Die Kommunale Bühne Waiblingen führt nach dem großen Erfolg im vergangenen Jahr nochmals das Musical Anatevka auf. Dieses sei angesichts der Flüchtlingskrise mit seiner Thematik um antijüdische Pogrome brandaktuell.

Manteldesk: Thomas Schwarz (hsw)

Waiblingen - Irgendwas stimmt mit dem Text nicht. „Nicht jetzt! Ich habe Sorgen“, ruft Michael Davis als Tevje und schaut dabei etwas irritiert. „Das habe ich doch eben schon gesagt“, wundert er sich und blickt zur Soufleurin. Diese sagt: „Ja, aber da hat es nicht hingehört. Jetzt hätte es gestimmt.“ Also noch Mal diesen Teil der Szene. Fabian Brändle als armer Schneider Mottel und Nadin Ciftci als seine geliebte Zeitel gehen wieder in Positur, und der arme Milchmann beginnt erneut zu schimpfen über seine Töchter, die bei der Wahl ihrer zukünftigen Männer kein bisschen weniger dickköpfig sind als ihr Vater Tevje.

 

Ein kleines ukrainisches Dorf spiegelt die Welt wider

Die Geschichte im ukrainischen Dorf Anatevka um das Jahr 1905 ist ein Klassiker, entstanden aus den Tevje-Geschichten des jüdischen Schriftstellers Scholem Alechem. Die Geschichte des patriarchalisch auftretenden Tevje, der seine drei Töchter verheiraten will, spielt in einer Zeit, da die jüdische Bevölkerung wieder mehr durch rassistische Ressentiments bedroht ist. Pogrome hat es in der Gegend, in der die meisten osteuropäischen Juden lebten, immer wieder gegeben. In der Zeit vor der russischen Revolution drohen wieder Übergriffe. Am Schluss verlassen die Bewohner ihr Dorf und fliehen nach Amerika.

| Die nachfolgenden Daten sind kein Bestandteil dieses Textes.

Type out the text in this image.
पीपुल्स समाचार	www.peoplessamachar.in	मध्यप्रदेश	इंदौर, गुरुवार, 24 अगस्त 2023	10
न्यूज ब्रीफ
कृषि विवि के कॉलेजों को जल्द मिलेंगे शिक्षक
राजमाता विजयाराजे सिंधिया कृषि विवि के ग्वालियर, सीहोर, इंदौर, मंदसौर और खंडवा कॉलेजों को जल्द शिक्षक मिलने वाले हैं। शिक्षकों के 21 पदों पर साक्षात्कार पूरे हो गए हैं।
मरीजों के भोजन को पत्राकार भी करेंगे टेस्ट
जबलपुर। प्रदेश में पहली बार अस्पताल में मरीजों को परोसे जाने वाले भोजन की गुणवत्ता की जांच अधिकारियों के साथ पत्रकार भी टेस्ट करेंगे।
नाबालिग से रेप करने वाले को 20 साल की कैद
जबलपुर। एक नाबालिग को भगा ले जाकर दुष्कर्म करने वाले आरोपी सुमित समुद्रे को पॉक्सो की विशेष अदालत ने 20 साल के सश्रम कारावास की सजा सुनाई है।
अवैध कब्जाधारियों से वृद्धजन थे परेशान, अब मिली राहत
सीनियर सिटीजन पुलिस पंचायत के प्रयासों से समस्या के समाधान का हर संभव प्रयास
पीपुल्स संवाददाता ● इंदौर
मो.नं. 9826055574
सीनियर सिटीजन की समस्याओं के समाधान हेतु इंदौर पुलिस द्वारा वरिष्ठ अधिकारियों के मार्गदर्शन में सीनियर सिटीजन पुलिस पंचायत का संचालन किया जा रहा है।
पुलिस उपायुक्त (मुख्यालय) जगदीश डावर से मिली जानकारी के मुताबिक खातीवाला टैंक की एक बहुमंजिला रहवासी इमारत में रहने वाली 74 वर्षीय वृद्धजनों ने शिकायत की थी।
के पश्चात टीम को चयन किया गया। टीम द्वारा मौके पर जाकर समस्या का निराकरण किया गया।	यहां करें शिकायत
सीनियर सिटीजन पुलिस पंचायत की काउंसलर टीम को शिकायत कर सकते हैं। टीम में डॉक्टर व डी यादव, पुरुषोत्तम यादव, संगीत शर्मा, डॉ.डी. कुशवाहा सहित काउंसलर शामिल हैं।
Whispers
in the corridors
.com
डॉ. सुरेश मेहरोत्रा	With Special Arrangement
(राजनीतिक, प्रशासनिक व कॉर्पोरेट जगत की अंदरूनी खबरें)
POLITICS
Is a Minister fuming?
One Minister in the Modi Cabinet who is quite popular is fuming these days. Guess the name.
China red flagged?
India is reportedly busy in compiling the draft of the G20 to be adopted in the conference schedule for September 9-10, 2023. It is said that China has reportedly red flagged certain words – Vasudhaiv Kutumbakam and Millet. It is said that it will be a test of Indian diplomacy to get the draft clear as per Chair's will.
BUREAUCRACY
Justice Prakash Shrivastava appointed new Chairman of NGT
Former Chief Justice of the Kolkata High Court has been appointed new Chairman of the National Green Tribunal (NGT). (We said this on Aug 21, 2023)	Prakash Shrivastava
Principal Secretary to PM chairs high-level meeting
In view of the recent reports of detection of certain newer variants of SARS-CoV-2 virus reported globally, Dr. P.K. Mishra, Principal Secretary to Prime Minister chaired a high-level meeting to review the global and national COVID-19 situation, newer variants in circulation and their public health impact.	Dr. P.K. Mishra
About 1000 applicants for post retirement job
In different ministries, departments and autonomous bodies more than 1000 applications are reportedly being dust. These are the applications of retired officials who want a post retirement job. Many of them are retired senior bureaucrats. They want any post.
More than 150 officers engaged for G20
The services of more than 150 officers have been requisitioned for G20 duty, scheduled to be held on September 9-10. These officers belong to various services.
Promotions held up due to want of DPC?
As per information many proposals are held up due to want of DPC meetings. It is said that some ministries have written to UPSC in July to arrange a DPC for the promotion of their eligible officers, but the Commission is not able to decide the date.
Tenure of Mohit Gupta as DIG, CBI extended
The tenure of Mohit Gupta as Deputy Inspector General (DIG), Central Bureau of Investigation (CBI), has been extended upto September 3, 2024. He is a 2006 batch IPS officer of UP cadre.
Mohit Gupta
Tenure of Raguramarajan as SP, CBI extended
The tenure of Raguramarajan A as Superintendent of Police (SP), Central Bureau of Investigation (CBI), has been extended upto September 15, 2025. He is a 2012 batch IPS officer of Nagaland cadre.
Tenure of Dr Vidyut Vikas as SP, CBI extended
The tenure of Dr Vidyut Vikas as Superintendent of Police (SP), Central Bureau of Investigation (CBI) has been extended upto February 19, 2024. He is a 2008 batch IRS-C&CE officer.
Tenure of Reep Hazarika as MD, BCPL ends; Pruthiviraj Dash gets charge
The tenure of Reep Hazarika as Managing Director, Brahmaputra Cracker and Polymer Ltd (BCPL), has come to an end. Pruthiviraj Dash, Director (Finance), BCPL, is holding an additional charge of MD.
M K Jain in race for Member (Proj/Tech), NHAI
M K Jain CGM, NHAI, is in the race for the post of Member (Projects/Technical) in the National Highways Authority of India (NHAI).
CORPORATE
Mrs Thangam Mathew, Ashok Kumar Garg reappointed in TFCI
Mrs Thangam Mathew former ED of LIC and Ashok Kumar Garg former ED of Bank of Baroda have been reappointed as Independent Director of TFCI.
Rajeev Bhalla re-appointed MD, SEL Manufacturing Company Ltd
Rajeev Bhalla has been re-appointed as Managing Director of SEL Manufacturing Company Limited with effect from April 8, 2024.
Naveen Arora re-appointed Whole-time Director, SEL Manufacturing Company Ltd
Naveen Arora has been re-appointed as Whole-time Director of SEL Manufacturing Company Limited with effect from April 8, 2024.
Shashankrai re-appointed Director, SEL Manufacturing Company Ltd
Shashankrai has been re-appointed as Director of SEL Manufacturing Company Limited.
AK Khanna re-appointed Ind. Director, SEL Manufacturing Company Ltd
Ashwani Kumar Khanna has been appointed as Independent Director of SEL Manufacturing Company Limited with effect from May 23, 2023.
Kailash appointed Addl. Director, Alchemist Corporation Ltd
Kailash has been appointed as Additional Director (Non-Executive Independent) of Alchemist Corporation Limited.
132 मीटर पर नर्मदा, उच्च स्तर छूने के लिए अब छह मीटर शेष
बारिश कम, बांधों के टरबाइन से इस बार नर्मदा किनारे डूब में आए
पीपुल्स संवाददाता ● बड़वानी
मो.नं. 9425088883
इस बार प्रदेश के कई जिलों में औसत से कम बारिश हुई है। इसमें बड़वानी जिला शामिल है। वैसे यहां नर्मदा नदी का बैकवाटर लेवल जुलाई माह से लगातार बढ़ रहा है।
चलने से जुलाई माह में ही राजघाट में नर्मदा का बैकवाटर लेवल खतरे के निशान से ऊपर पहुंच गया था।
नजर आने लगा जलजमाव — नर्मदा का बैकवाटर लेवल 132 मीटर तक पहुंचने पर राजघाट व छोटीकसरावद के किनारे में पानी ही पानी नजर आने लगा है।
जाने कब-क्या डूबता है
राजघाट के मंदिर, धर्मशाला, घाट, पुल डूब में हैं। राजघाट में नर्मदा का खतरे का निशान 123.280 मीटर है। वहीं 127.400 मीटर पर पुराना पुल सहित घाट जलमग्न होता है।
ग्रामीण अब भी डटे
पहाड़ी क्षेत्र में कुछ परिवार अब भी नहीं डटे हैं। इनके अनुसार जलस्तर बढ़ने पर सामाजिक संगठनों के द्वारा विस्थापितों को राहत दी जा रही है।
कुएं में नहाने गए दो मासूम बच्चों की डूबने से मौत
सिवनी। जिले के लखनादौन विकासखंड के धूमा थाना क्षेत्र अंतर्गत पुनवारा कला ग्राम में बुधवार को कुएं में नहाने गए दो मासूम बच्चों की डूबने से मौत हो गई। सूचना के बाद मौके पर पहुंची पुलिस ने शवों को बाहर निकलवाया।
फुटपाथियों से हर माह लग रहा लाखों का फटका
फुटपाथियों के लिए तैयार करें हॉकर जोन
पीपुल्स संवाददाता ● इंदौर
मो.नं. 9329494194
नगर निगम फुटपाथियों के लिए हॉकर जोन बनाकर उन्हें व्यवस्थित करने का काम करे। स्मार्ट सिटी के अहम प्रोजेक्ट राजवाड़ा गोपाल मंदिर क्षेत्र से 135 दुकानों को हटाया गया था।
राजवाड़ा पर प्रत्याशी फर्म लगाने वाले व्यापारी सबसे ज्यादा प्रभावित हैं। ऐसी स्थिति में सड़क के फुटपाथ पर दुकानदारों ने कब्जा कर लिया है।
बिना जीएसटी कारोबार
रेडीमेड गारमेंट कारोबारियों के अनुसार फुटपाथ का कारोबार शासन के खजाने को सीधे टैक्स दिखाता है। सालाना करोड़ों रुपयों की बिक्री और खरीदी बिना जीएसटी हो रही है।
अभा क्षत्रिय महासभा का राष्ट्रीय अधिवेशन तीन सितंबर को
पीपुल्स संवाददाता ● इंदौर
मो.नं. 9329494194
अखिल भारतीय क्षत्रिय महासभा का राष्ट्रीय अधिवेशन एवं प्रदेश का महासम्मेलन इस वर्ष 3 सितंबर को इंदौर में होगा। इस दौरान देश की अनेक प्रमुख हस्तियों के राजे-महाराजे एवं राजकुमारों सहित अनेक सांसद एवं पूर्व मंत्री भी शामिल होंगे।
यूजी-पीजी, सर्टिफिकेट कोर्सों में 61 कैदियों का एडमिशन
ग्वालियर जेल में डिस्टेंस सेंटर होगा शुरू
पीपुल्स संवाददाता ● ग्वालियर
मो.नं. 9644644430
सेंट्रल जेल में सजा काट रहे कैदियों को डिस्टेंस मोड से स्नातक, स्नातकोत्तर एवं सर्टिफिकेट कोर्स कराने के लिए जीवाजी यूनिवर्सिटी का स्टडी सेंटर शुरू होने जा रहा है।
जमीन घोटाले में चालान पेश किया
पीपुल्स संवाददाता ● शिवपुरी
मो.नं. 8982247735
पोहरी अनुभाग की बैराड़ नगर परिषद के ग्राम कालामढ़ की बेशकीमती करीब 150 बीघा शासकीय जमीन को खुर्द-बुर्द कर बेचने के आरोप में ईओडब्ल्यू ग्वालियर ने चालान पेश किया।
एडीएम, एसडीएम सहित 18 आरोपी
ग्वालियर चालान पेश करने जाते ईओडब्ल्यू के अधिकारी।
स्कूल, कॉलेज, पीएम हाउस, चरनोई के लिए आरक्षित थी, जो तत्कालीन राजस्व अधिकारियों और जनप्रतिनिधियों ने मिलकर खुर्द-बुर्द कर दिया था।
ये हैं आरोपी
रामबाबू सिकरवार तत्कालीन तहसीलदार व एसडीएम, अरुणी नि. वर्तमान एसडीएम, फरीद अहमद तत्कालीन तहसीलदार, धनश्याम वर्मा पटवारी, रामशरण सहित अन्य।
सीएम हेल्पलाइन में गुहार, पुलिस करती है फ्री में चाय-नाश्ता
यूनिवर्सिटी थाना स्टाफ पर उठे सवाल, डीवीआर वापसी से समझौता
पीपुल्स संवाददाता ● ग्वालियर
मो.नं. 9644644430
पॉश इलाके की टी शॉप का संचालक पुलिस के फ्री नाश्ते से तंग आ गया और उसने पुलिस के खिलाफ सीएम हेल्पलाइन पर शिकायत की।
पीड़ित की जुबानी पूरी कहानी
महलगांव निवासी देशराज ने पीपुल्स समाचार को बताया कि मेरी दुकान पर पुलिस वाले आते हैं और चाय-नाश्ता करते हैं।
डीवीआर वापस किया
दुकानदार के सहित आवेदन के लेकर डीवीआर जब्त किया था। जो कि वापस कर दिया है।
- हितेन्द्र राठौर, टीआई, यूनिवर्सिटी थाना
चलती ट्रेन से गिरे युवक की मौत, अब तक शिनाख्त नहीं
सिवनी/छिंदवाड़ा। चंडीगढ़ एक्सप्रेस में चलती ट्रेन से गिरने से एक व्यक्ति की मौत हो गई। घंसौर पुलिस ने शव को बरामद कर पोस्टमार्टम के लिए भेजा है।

„Das Stück ist angesichts der Flüchtlinge, die zurzeit zu uns kommen, wieder brandaktuell“, sagt Michael Davis, Darsteller des Tevje und Vorsitzender des Vereins Kommunale Bühne Waiblingen. Aus diesem Grund und auch weil Anatevka im vergangenen Jahr ein so großer Erfolg beim Publikum in Weinstadt gewesen ist, wollten die Darsteller und das Bühnenteam, insgesamt rund 100 Theaterenthusiasten, noch einmal damit auftreten. „Anatevka wollte ich schon lange aufführen“, sagt Michael Davis, der vor ein paar Jahren als Mackie Messer im Kulturhaus Schwanen Eindruck hinterließ. Im Publikum war damals Susanne Heydenreich, die Intendantin des Theaters der Altstadt in Stuttgart. „Als ich sie gefragt habe, ob sie die Regie übernehmen würde, hat sie sofort zugesagt.“

Susanne Heydenreich führt wieder Regie

Und so ist die Schauspielerin und Regisseurin wieder ins Remstal gekommen, um die rund 40 Schauspieler umfassende Truppe wieder mit ihren Rollen vertraut zu machen. Nur wenige sind neu besetzt worden, die des Mottel aus gesundheitlichen Gründen. „Fabian Brändle hat die Rolle bereits gespielt. Von daher reicht ihm die kurze Zeit, die uns noch bleibt“, sagt Davis.

Auch in Waiblingen solle eine Veranstaltung die historischen und kulturellen Hintergründe beleuchten. Diese wird nach den Aufführungen stattfinden, der genaue Termin stehe allerdings noch nicht fest.